Data tabled in Parliament has established that insurance companies, both public and private, have made windfall profits from farm loan insurance. While instances of farmers committing suicide due to crop failure are escalating, it is shocking to see that that insurance policies are designed to increase the bottom line of the insurers at the cost of farmers. The settlement is one-fifth of the premium collected. The statement that insurance companies are on the learning curve is pathetic. Farmers are being used as guniea pigs to experiment with farm insurance schemes.

When there can be a specific insurance even for a cycle and motor vehicle, denying the farmers specific policies to indemnify their individual loss is biased. Invoking the clause of total crop failure as a prerequisite in the entire revenue district is clearly exploitative. Insurance companies should plough their profits into enhancing schemes such as eNAM.

S Veeraraghavan

Coimbatore

Not peak form yet

This refers to ‘The Buffett indicator is not for India’ by Aarati Krishnan (July 21). The fact is that unlike in India where equity investments are real and are made out of domestic savings, in the US funds are sourced out of debts to invest in capital markets. The methodology adopted for GDP calculation is not the same across all countries.

India has effected a few changes in the measurement of GDP which is now calculated based on market prices instead of factor costs to take into account gross value addition in goods and services as well as indirect taxes. The base year has also been shifted to 2011-12 from 2004-05 earlier. Another anomaly is that the large informal sector isn’t accounted for in GDP calculation which ultimately boosts the existing market cap-GDP ratio. The same goes for foreign portfolio investors who have been pumping money into Indian equity market: this has not been factored in. Hence one feels that Indian stock prices have not yet peaked in terms of valuations.

Srinivasan Velamur

Chennai

The argument that the valuation does not justify corporate earnings ignores the potential earnings of the corporate sector. The present high price earnings are a reflection of the investors, foreign and domestic, in the economy. The stock market is driven by liquidity rather than fundamentals. MFs, ETFs and pension funds are pumping in large amounts in fundamentally strong stocks which have strong balance sheets.

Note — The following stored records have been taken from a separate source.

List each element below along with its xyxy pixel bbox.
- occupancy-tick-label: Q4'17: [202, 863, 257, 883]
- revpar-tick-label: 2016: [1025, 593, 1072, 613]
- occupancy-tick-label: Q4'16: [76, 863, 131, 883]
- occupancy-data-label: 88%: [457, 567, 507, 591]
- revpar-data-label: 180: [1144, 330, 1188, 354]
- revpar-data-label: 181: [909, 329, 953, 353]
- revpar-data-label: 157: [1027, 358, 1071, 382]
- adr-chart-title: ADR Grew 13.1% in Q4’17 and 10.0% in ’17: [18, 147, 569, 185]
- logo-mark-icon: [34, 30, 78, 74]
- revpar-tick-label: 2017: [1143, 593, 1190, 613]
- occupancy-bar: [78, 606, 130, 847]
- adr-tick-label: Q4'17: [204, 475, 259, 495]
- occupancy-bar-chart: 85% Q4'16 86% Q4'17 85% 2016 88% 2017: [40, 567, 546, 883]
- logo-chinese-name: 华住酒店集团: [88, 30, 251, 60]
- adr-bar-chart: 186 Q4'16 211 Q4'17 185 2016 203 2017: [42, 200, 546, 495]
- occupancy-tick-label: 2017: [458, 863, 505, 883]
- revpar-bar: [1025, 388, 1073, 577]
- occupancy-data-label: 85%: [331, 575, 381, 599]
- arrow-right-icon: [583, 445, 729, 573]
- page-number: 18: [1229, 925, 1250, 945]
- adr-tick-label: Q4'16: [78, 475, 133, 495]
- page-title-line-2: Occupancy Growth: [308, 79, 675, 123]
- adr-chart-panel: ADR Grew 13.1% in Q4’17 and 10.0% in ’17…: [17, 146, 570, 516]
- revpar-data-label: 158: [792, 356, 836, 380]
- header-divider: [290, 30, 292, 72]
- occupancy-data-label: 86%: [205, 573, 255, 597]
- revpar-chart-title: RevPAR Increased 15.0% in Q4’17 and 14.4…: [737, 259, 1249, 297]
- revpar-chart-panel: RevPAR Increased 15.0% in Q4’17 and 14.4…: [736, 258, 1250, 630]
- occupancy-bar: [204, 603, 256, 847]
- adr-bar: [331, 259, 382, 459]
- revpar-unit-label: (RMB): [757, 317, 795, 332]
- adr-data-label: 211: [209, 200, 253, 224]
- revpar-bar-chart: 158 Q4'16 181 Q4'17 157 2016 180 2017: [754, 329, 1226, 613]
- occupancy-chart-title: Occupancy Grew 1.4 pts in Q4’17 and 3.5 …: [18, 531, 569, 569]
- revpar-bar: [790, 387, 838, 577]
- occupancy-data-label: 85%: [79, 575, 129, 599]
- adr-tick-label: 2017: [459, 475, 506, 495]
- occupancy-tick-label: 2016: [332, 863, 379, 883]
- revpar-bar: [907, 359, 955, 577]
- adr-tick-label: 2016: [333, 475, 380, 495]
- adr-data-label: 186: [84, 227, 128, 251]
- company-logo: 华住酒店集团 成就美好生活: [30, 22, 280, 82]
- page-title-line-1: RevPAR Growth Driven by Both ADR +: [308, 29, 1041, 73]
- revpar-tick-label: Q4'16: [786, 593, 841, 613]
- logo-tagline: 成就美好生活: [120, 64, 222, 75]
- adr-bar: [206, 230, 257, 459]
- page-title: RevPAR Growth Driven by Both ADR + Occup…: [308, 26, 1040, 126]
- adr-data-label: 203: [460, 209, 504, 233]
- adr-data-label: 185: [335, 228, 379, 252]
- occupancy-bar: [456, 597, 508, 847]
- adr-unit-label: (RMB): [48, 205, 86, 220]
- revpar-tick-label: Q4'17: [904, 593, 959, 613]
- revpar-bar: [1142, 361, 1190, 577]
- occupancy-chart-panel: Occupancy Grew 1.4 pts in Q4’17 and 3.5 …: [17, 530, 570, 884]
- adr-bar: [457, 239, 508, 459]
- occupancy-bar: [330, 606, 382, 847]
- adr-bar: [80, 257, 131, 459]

It may be noted that the present boom in the market is not secular but selective. Only companies which are consumer facing and leaders in their sectors are attracting investment. The funds are expressing great faith in the economy as it has smoothly passed two major reforms such as demonetisation and GST.

Philip Sabu

Thrissur, Kerala

Opposition hurdles

This is with reference to ‘Our Maha-inept Opposition’ by Monu Rajan (From the Viewsroom, July 21). A strong opposition is now more necessary as the party in power is led by a determined and dominant prime minister. Unfortunately, we have an opposition only in name. An effective opposition has a people-oriented agenda, a thoughtful strategy to corner the Government on its weaknesses and an energetic leader with widespread acceptance among opposition partners and in the country. Our opposition parties lack leadership at the top. Moreover, the parties which could form the coalition are led by headstrong leaders with prime ministerial ambitions.

YG Chouksey

Pune

Substandard catering

The CAG’s report on food served on Indian Railways is shocking. It appears that hygiene is an alien concept. When passengers pay through the nose for food, why cannot the establishment take care in providing better fare? Even the railway minister has on many occasions warned that stringent action will be initiated against the people concerned if they are found catering substandard food. The report is a wake-up call.